NOTE: The problem EX6 has 6 variables (0 free, 0 fixed). |
NOTE: The problem has 5 constraints (2 LE, 0 EQ, 3 GE, 0 range). |
NOTE: The problem has 29 constraint coefficients. |
NOTE: The OPTLP presolver value NONE is applied. |
NOTE: The DUAL SIMPLEX solver is called. |
NOTE: Optimal. |
NOTE: Objective = 12.0813379. |
NOTE: The data set WORK.EX6POUT has 6 observations and 10 variables. |
NOTE: The data set WORK.EX6DOUT has 5 observations and 10 variables. |
Both this example and Example 10.4 illustrate the situation in which the optimal solution does not change after some perturbation of the parameters of the LP problem.
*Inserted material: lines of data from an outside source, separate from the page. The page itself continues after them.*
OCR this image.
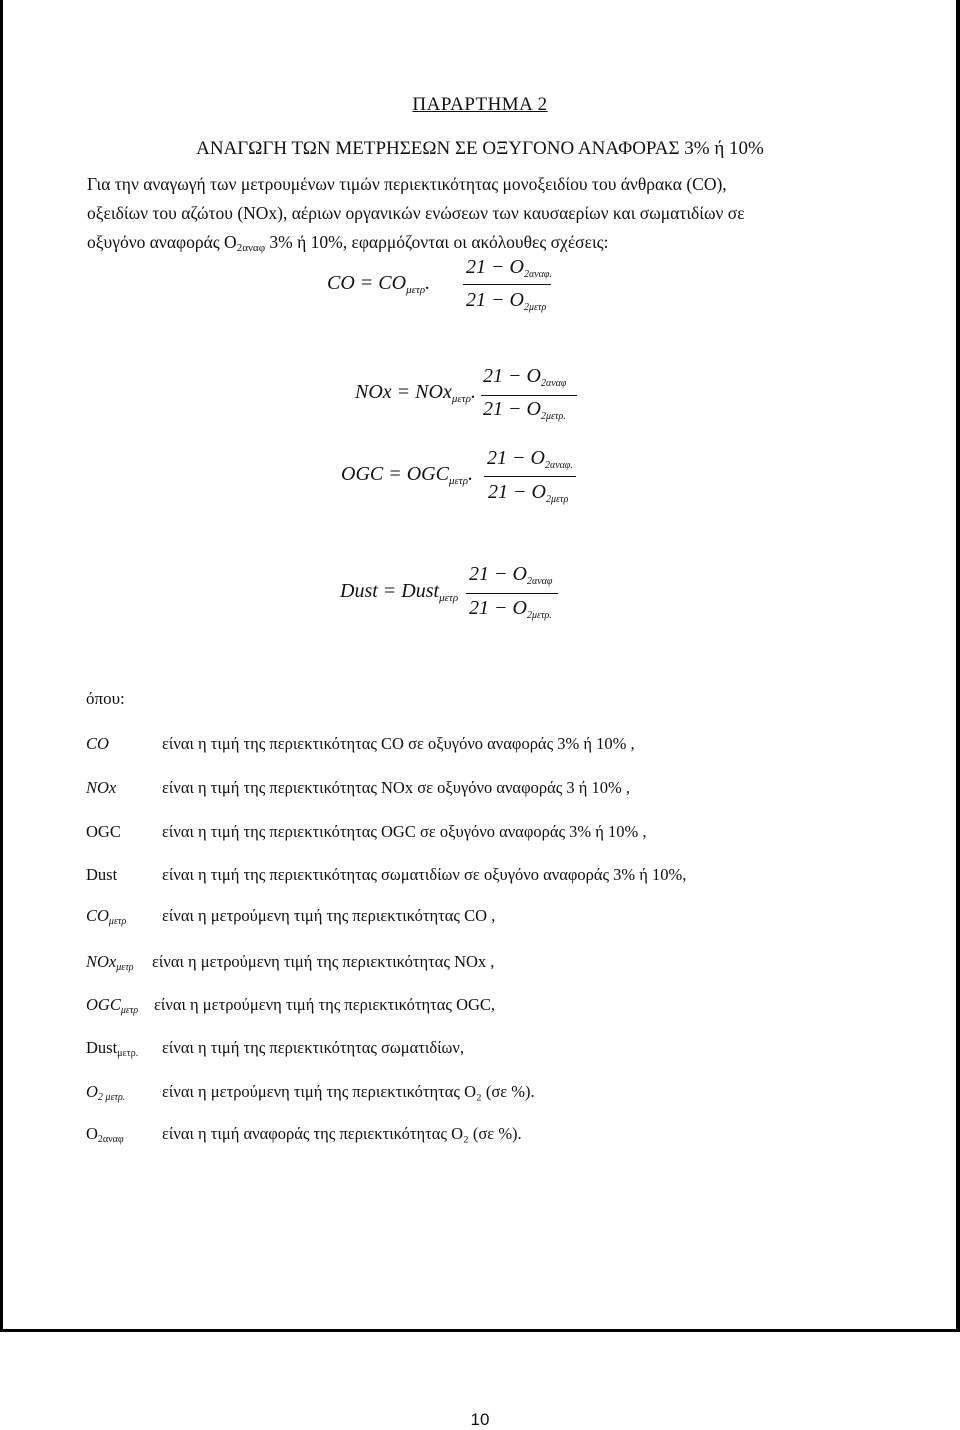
ΠΑΡΑΡΤΗΜΑ 2
ΑΝΑΓΩΓΗ ΤΩΝ ΜΕΤΡΗΣΕΩΝ ΣΕ ΟΞΥΓΟΝΟ ΑΝΑΦΟΡΑΣ 3% ή 10%
Για την αναγωγή των μετρουμένων τιμών περιεκτικότητας μονοξειδίου του άνθρακα (CO),
οξειδίων του αζώτου (NOx), αέριων οργανικών ενώσεων των καυσαερίων και σωματιδίων σε
οξυγόνο αναφοράς $O_{2\alpha\nu\alpha\varphi}$ 3% ή 10%, εφαρμόζονται οι ακόλουθες σχέσεις:
CO = $CO_{\mu\varepsilon\tau\rho}$.
$21 - O_{2\alpha\nu\alpha\varphi.}$
$21 - O_{2\mu\varepsilon\tau\rho}$
NOx = NOx$_{\mu\varepsilon\tau\rho}$.
$21 - O_{2\alpha\nu\alpha\varphi}$
$21 - O_{2\mu\varepsilon\tau\rho.}$
OGC = $OGC_{\mu\varepsilon\tau\rho}$.
$21 - O_{2\alpha\nu\alpha\varphi.}$
$21 - O_{2\mu\varepsilon\tau\rho}$
Dust = Dust$_{\mu\varepsilon\tau\rho}$
$21 - O_{2\alpha\nu\alpha\varphi}$
$21 - O_{2\mu\varepsilon\tau\rho.}$
όπου:
CO	είναι η τιμή της περιεκτικότητας CO σε οξυγόνο αναφοράς 3% ή 10% ,
NOx	είναι η τιμή της περιεκτικότητας NOx σε οξυγόνο αναφοράς 3 ή 10% ,
OGC είναι η τιμή της περιεκτικότητας OGC σε οξυγόνο αναφοράς 3% ή 10% ,
Dust	είναι η τιμή της περιεκτικότητας σωματιδίων σε οξυγόνο αναφοράς 3% ή 10%,
$CO_{\mu\varepsilon\tau\rho}$ είναι η μετρούμενη τιμή της περιεκτικότητας CO ,
NOx$_{\mu\varepsilon\tau\rho}$ είναι η μετρούμενη τιμή της περιεκτικότητας NOx ,
$OGC_{\mu\varepsilon\tau\rho}$ είναι η μετρούμενη τιμή της περιεκτικότητας OGC,
Dust$_{\mu\varepsilon\tau\rho.}$ είναι η τιμή της περιεκτικότητας σωματιδίων,
$O_{2 \mu\varepsilon\tau\rho.}$ είναι η μετρούμενη τιμή της περιεκτικότητας O₂ (σε %).
$O_{2\alpha\nu\alpha\varphi}$ είναι η τιμή αναφοράς της περιεκτικότητας O₂ (σε %).
10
The simplex solver starts from an optimal solution and quickly verifies the optimality. Usually the optimal solution of the slightly perturbed problem can be obtained after performing relatively small number of iterations if starting with the optimal solution of the original problem. In such cases you can expect a dramatic reduction of computation time, for instance, if you want to solve a large LP problem and a slightly perturbed version of this problem by using the BASIS=WARMSTART option rather than solving both problems from scratch.